Pants are particularly difficult because to deal with them is to deal with my stomach, the part of my body that was full of perfect, healthy, active babies. The part of my body that did not keep my babies safe. The part of my body that signals to the world--I'm pregnant. Shirts are no picnic but a big shirt stays on my body, unlike big pants. Being pregnant with twins I had read that healthy weight gain was one of the most important, controllable factors to having healthy babies in our arms. We focused on healthy snacks, on trying to gain between 1 and 1.5 lbs per week as recommended. My wife crated a "snack pack" kit that contained a wide variety of snacks that I could choose from each day before heading off to work. The leftover snacks are still waiting. As recommended I gained a little over 20 lbs.

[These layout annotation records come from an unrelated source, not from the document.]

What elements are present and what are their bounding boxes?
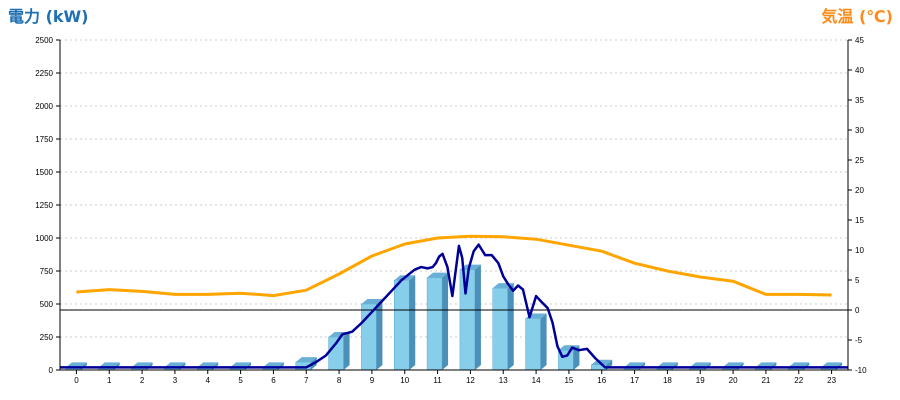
bar bbox=[525, 313, 547, 371]
x-tick-label: 2 bbox=[140, 376, 145, 385]
bar-front bbox=[394, 279, 410, 371]
x-tick-label: 16 bbox=[597, 376, 606, 385]
bar-side bbox=[540, 313, 547, 370]
right-tick-label: 5 bbox=[855, 276, 860, 285]
bar bbox=[426, 272, 449, 371]
right-tick-label: 45 bbox=[855, 36, 864, 45]
x-tick-label: 17 bbox=[630, 376, 639, 385]
x-tick-label: 19 bbox=[696, 376, 705, 385]
bar-top bbox=[295, 357, 317, 363]
right-tick-label: 20 bbox=[855, 186, 864, 195]
bar bbox=[492, 283, 514, 371]
bar-top bbox=[459, 264, 481, 270]
left-tick-label: 1500 bbox=[35, 168, 53, 177]
gridlines bbox=[60, 39, 848, 338]
bar-side bbox=[573, 345, 580, 370]
temperature-line bbox=[76, 234, 832, 298]
bar-side bbox=[376, 299, 383, 370]
x-tick-label: 7 bbox=[304, 376, 309, 385]
left-tick-label: 1000 bbox=[35, 234, 53, 243]
x-tick-label: 14 bbox=[532, 376, 541, 385]
left-axis-ticks: 0 250 500 750 1000 1250 1500 1750 2000 2250 2500 bbox=[35, 36, 60, 375]
bar-side bbox=[442, 272, 449, 370]
left-tick-label: 0 bbox=[49, 366, 54, 375]
left-tick-label: 2500 bbox=[35, 36, 53, 45]
bar-front bbox=[426, 277, 443, 371]
bar-side bbox=[474, 264, 481, 370]
left-axis-title: 電力 (kW) bbox=[8, 7, 89, 26]
bar-side bbox=[507, 283, 514, 370]
x-tick-label: 12 bbox=[466, 376, 475, 385]
x-tick-label: 10 bbox=[400, 376, 409, 385]
x-tick-label: 11 bbox=[433, 376, 442, 385]
x-tick-label: 6 bbox=[271, 376, 276, 385]
x-tick-label: 22 bbox=[794, 376, 803, 385]
bar-front bbox=[492, 287, 508, 371]
left-tick-label: 2250 bbox=[35, 69, 53, 78]
right-tick-label: 35 bbox=[855, 96, 864, 105]
line-series bbox=[60, 234, 848, 369]
left-tick-label: 1750 bbox=[35, 135, 53, 144]
x-tick-label: 1 bbox=[107, 376, 112, 385]
right-tick-label: -10 bbox=[855, 366, 867, 375]
x-tick-label: 4 bbox=[206, 376, 211, 385]
right-tick-label: 30 bbox=[855, 126, 864, 135]
right-tick-label: 15 bbox=[855, 216, 864, 225]
x-tick-label: 20 bbox=[729, 376, 738, 385]
x-tick-label: 15 bbox=[564, 376, 573, 385]
x-tick-label: 18 bbox=[663, 376, 672, 385]
x-tick-label: 0 bbox=[74, 376, 79, 385]
bar-series bbox=[65, 264, 843, 371]
right-tick-label: 40 bbox=[855, 66, 864, 75]
bar-top bbox=[361, 299, 383, 304]
bar-front bbox=[525, 318, 541, 371]
bar bbox=[459, 264, 481, 371]
x-tick-label: 3 bbox=[173, 376, 178, 385]
power-line bbox=[60, 243, 848, 369]
right-axis-title: 気温 (℃) bbox=[821, 7, 893, 26]
left-tick-label: 250 bbox=[40, 333, 54, 342]
x-tick-label: 8 bbox=[337, 376, 342, 385]
bar bbox=[394, 275, 416, 371]
x-tick-label: 5 bbox=[238, 376, 243, 385]
x-axis-ticks: 0 1 2 3 4 5 6 7 8 9 10 11 12 13 14 15 16 17 18 19 20 21 22 23 bbox=[74, 370, 837, 385]
bar-top bbox=[427, 272, 449, 278]
right-tick-label: 10 bbox=[855, 246, 864, 255]
left-tick-label: 2000 bbox=[35, 102, 53, 111]
right-tick-label: 25 bbox=[855, 156, 864, 165]
left-tick-label: 500 bbox=[40, 300, 54, 309]
bar-side bbox=[409, 275, 416, 370]
bar-side bbox=[343, 332, 350, 370]
left-tick-label: 1250 bbox=[35, 201, 53, 210]
right-tick-label: -5 bbox=[855, 336, 863, 345]
right-axis-ticks: -10 -5 0 5 10 15 20 25 30 35 40 45 bbox=[848, 36, 867, 375]
right-tick-label: 0 bbox=[855, 306, 860, 315]
x-tick-label: 21 bbox=[761, 376, 770, 385]
x-tick-label: 9 bbox=[370, 376, 375, 385]
axes bbox=[59, 40, 849, 371]
x-tick-label: 23 bbox=[827, 376, 836, 385]
left-tick-label: 750 bbox=[40, 267, 54, 276]
x-tick-label: 13 bbox=[499, 376, 508, 385]
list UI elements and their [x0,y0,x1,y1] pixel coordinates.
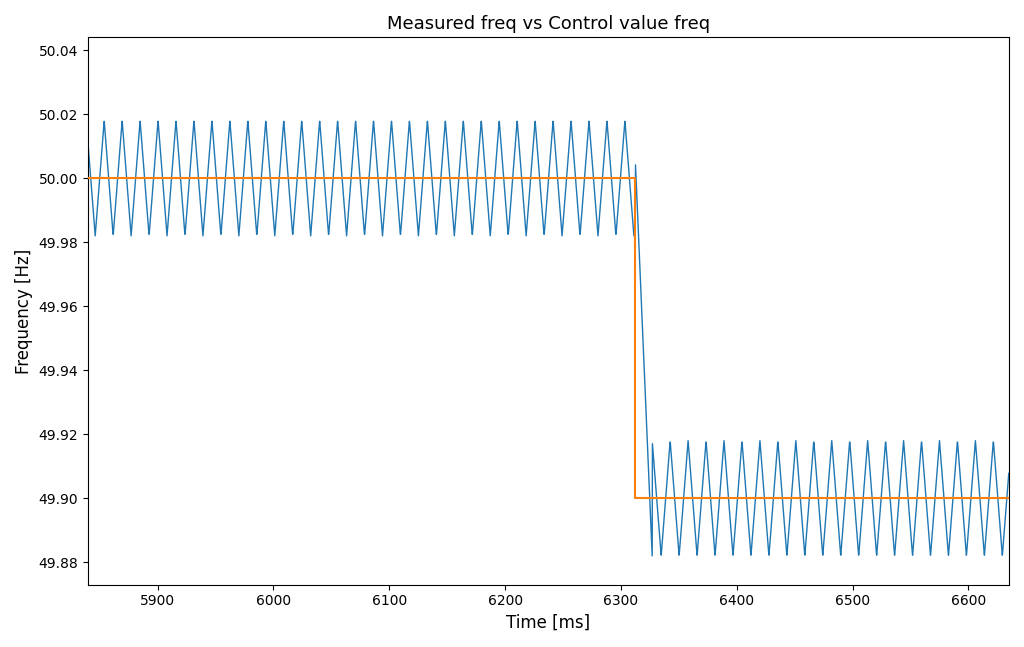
X-axis label: Time [ms]: Time [ms] [507,614,591,632]
Y-axis label: Frequency [Hz]: Frequency [Hz] [15,248,33,374]
Title: Measured freq vs Control value freq: Measured freq vs Control value freq [387,15,710,33]
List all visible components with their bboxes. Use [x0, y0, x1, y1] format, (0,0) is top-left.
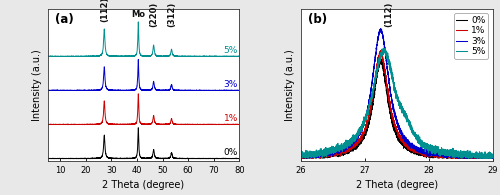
Text: 3%: 3%	[224, 80, 238, 89]
Text: 5%: 5%	[224, 46, 238, 55]
5%	[320, 150, 326, 152]
1%	[331, 152, 337, 155]
5%	[380, 49, 386, 51]
3%	[372, 63, 378, 65]
3%	[465, 155, 471, 158]
1%	[378, 49, 384, 52]
Text: 1%: 1%	[224, 114, 238, 123]
0%	[490, 155, 496, 158]
0%	[380, 65, 386, 67]
0%	[371, 92, 377, 95]
1%	[486, 157, 492, 159]
1%	[490, 156, 496, 159]
5%	[302, 157, 308, 159]
1%	[299, 157, 305, 159]
Line: 0%: 0%	[300, 58, 492, 158]
1%	[372, 85, 378, 87]
3%	[320, 151, 326, 153]
1%	[320, 155, 326, 157]
X-axis label: 2 Theta (degree): 2 Theta (degree)	[102, 180, 184, 190]
0%	[320, 157, 326, 159]
Y-axis label: Intensity (a.u.): Intensity (a.u.)	[285, 49, 295, 121]
Text: (220): (220)	[149, 2, 158, 27]
3%	[300, 157, 306, 159]
1%	[465, 157, 471, 159]
Text: (b): (b)	[308, 13, 328, 26]
3%	[331, 150, 337, 152]
Text: 0%: 0%	[224, 148, 238, 157]
3%	[298, 156, 304, 158]
5%	[372, 83, 378, 85]
Text: (112): (112)	[384, 1, 394, 27]
Line: 5%: 5%	[300, 49, 492, 158]
5%	[298, 154, 304, 157]
Text: (112): (112)	[100, 0, 110, 22]
Legend: 0%, 1%, 3%, 5%: 0%, 1%, 3%, 5%	[454, 13, 488, 59]
Y-axis label: Intensity (a.u.): Intensity (a.u.)	[32, 49, 42, 121]
3%	[378, 27, 384, 30]
X-axis label: 2 Theta (degree): 2 Theta (degree)	[356, 180, 438, 190]
5%	[331, 149, 337, 151]
5%	[486, 157, 492, 159]
0%	[378, 57, 384, 59]
Text: (a): (a)	[55, 13, 74, 26]
Text: (312): (312)	[167, 2, 176, 27]
5%	[380, 47, 386, 50]
1%	[380, 55, 386, 58]
3%	[486, 155, 492, 157]
1%	[298, 155, 304, 158]
5%	[465, 156, 471, 159]
0%	[486, 156, 492, 158]
0%	[465, 157, 471, 159]
5%	[490, 153, 496, 155]
Line: 1%: 1%	[300, 51, 492, 158]
0%	[298, 157, 304, 159]
3%	[380, 36, 386, 39]
Line: 3%: 3%	[300, 29, 492, 158]
Text: Mo: Mo	[132, 10, 145, 19]
3%	[490, 154, 496, 156]
0%	[331, 154, 337, 157]
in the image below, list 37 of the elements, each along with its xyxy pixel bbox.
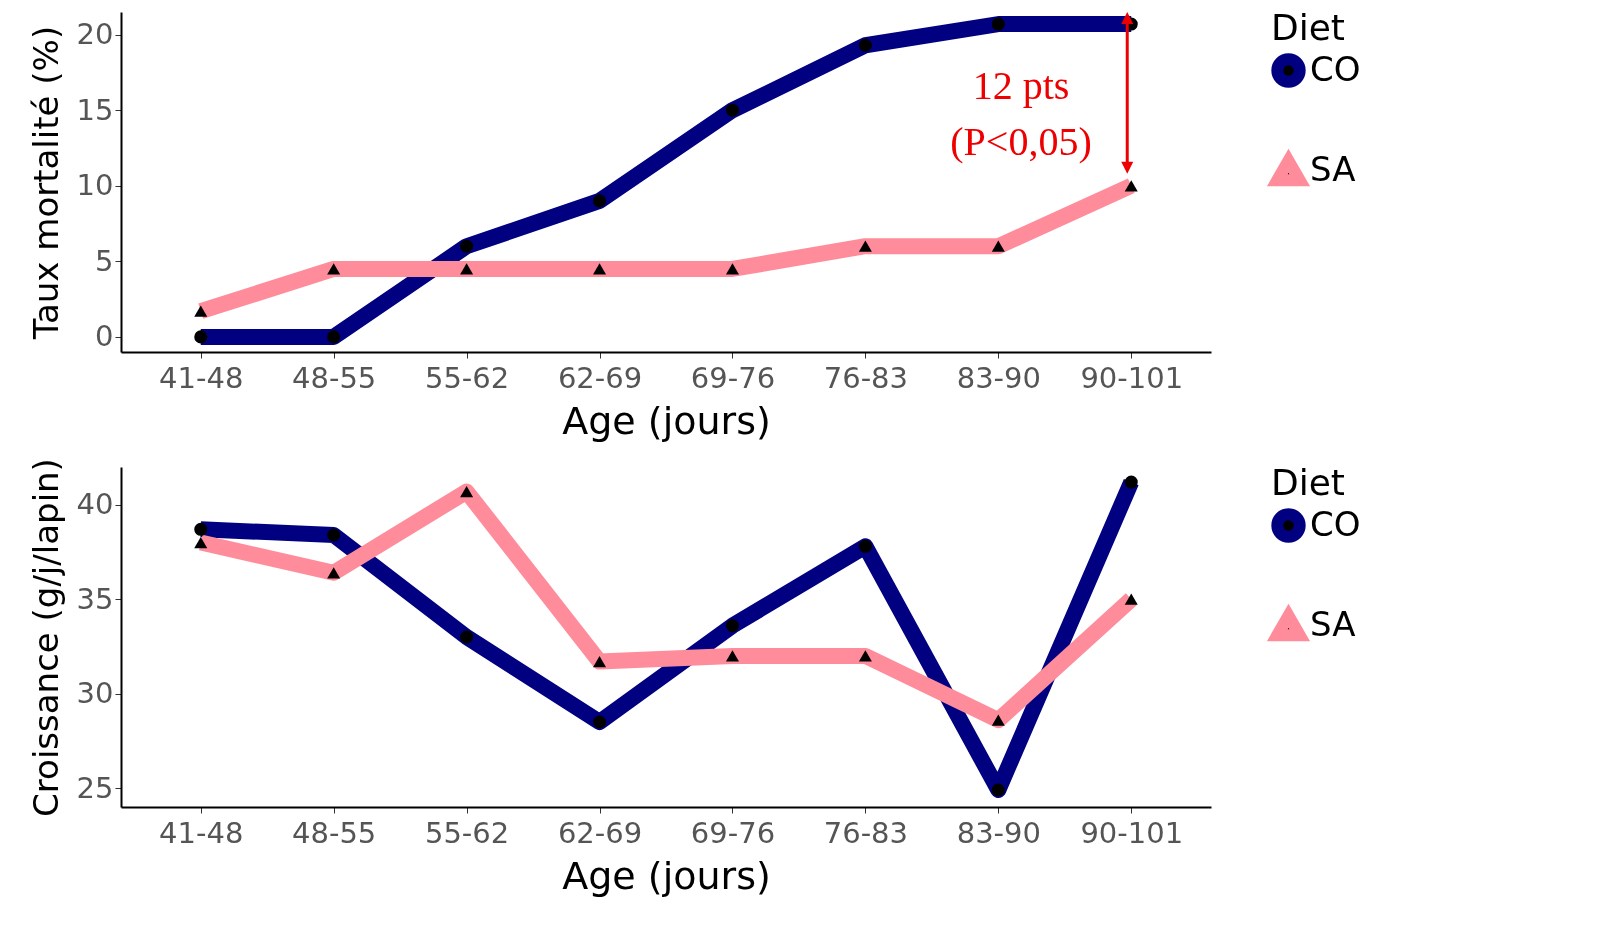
x-tick-label: 90-101 xyxy=(1080,360,1184,395)
y-tick-label: 25 xyxy=(76,770,114,805)
legend-label: CO xyxy=(1310,48,1361,89)
x-tick-label: 62-69 xyxy=(557,360,643,395)
x-tick-label: 55-62 xyxy=(424,360,510,395)
y-axis-title: Croissance (g/j/lapin) xyxy=(25,458,66,817)
x-tick-label: 76-83 xyxy=(823,360,909,395)
legend-label: SA xyxy=(1310,148,1356,189)
y-tick-label: 0 xyxy=(95,319,114,354)
x-tick-label: 69-76 xyxy=(690,815,776,850)
annotation: 12 pts xyxy=(972,63,1070,108)
x-tick-label: 48-55 xyxy=(292,360,377,395)
y-axis-title: Taux mortalité (%) xyxy=(25,25,66,341)
y-tick-label: 5 xyxy=(95,243,114,278)
legend-title: Diet xyxy=(1271,7,1345,48)
legend-label: CO xyxy=(1310,503,1361,544)
y-tick-label: 10 xyxy=(76,168,114,203)
y-tick-label: 20 xyxy=(76,17,114,52)
x-tick-label: 69-76 xyxy=(690,360,776,395)
legend-label: SA xyxy=(1310,603,1356,644)
y-tick-label: 35 xyxy=(76,581,114,616)
y-tick-label: 40 xyxy=(76,487,114,522)
x-tick-label: 41-48 xyxy=(159,815,244,850)
x-tick-label: 76-83 xyxy=(823,815,909,850)
y-tick-label: 30 xyxy=(76,676,114,711)
x-tick-label: 55-62 xyxy=(424,815,510,850)
x-tick-label: 83-90 xyxy=(956,815,1041,850)
x-tick-label: 90-101 xyxy=(1080,815,1184,850)
x-tick-label: 48-55 xyxy=(292,815,377,850)
x-tick-label: 41-48 xyxy=(159,360,244,395)
annotation: (P<0,05) xyxy=(950,119,1092,164)
x-axis-title: Age (jours) xyxy=(562,853,771,898)
y-tick-label: 15 xyxy=(76,92,114,127)
x-tick-label: 83-90 xyxy=(956,360,1041,395)
x-tick-label: 62-69 xyxy=(557,815,643,850)
x-axis-title: Age (jours) xyxy=(562,398,771,443)
legend-title: Diet xyxy=(1271,462,1345,503)
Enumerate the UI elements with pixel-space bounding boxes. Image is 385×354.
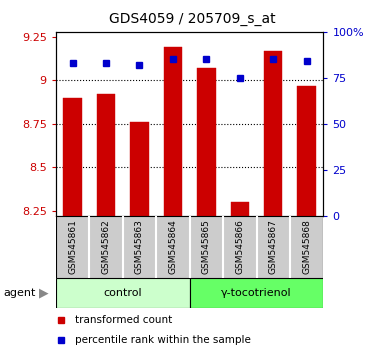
Text: percentile rank within the sample: percentile rank within the sample <box>75 335 250 344</box>
Bar <box>189 278 323 308</box>
Bar <box>97 95 115 216</box>
Text: transformed count: transformed count <box>75 315 172 325</box>
Text: GSM545864: GSM545864 <box>168 219 177 274</box>
Text: GSM545863: GSM545863 <box>135 219 144 274</box>
Bar <box>56 278 189 308</box>
Bar <box>130 122 149 216</box>
Bar <box>298 86 316 216</box>
Text: γ-tocotrienol: γ-tocotrienol <box>221 288 292 298</box>
Bar <box>264 51 283 216</box>
Bar <box>164 47 182 216</box>
Text: GSM545861: GSM545861 <box>68 219 77 274</box>
Text: GSM545862: GSM545862 <box>102 219 110 274</box>
Text: GSM545866: GSM545866 <box>235 219 244 274</box>
Bar <box>64 98 82 216</box>
Text: ▶: ▶ <box>38 286 48 299</box>
Text: GSM545868: GSM545868 <box>302 219 311 274</box>
Bar <box>197 68 216 216</box>
Text: GSM545865: GSM545865 <box>202 219 211 274</box>
Text: GDS4059 / 205709_s_at: GDS4059 / 205709_s_at <box>109 12 276 27</box>
Text: agent: agent <box>4 288 36 298</box>
Bar <box>231 202 249 216</box>
Text: GSM545867: GSM545867 <box>269 219 278 274</box>
Text: control: control <box>104 288 142 298</box>
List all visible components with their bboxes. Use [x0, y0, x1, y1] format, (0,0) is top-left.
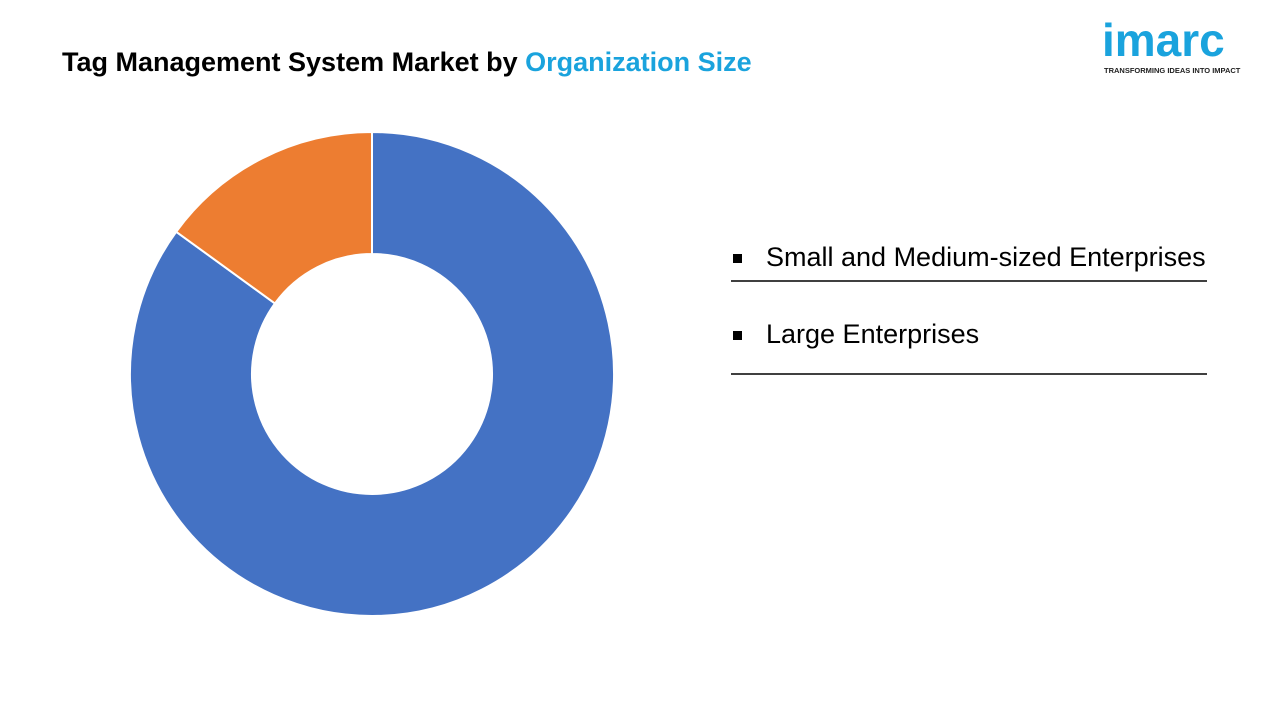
donut-slice	[129, 130, 615, 617]
legend-label: Small and Medium-sized Enterprises	[766, 242, 1206, 272]
title-main: Tag Management System Market by	[62, 47, 518, 77]
donut-slice	[174, 130, 373, 305]
title-highlight: Organization Size	[525, 47, 752, 77]
legend-label: Large Enterprises	[766, 319, 979, 349]
legend-bullet	[733, 254, 742, 263]
legend-bullet	[733, 331, 742, 340]
logo-name: imarc	[1102, 14, 1225, 66]
logo-tagline: TRANSFORMING IDEAS INTO IMPACT	[1104, 66, 1241, 75]
chart-title: Tag Management System Market by Organiza…	[62, 47, 752, 77]
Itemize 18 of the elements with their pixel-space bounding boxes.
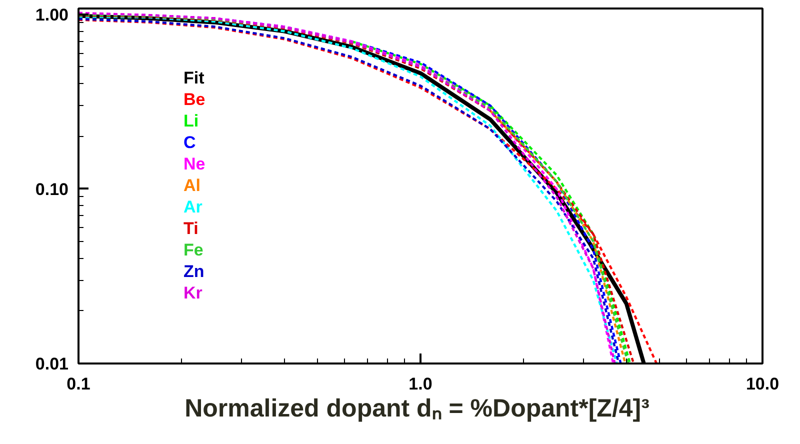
y-tick-label: 0.10 <box>35 180 69 199</box>
x-tick-label: 10.0 <box>746 374 780 394</box>
text: Kr <box>184 284 203 302</box>
y-tick-label: 0.01 <box>35 354 69 374</box>
text: Fe <box>184 240 204 260</box>
text: Al <box>184 176 200 195</box>
y-tick-label: 1.00 <box>35 5 69 24</box>
text: C <box>184 133 196 152</box>
text: Ar <box>184 198 203 216</box>
x-axis-title: Normalized dopant dₙ = %Dopant*[Z/4]³ <box>184 394 650 422</box>
text: Li <box>184 112 199 130</box>
text: Ne <box>184 154 206 174</box>
text: Fit <box>184 68 205 88</box>
x-tick-label: 1.0 <box>408 374 432 394</box>
text: Zn <box>184 262 204 281</box>
text: Be <box>184 90 206 109</box>
x-tick-label: 0.1 <box>66 374 90 394</box>
text: Ti <box>184 219 198 238</box>
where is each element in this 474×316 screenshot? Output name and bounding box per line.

My closet is full of borrowed and purchased maternity clothes while all of my pre-pregnancy clothes wrinkle in their giant tupperware bins. We went to a discount clothing store yesterday. The night before when my wife heard me say that I am struggling because I don't believe that I deserve to wear clothes that fit after my body failed our babies she determined that we had to change something. We did get two fairly awkward but wearable pairs and several work appropriate shirts that semi-disguise my smaller but still seemingly pregnant belly. But clothes are not designed to not look like maternity clothes and yet fit a maternity shaped body. How long will I look pregnant? When will I stop desperately wishing that I could still feel our babies moving inside me? Will I ever stop feeling guilty that I let an infection enter the one space in the universe where they should have been safest? Will I feel connected to my body again? Will there ever be pants that fit me?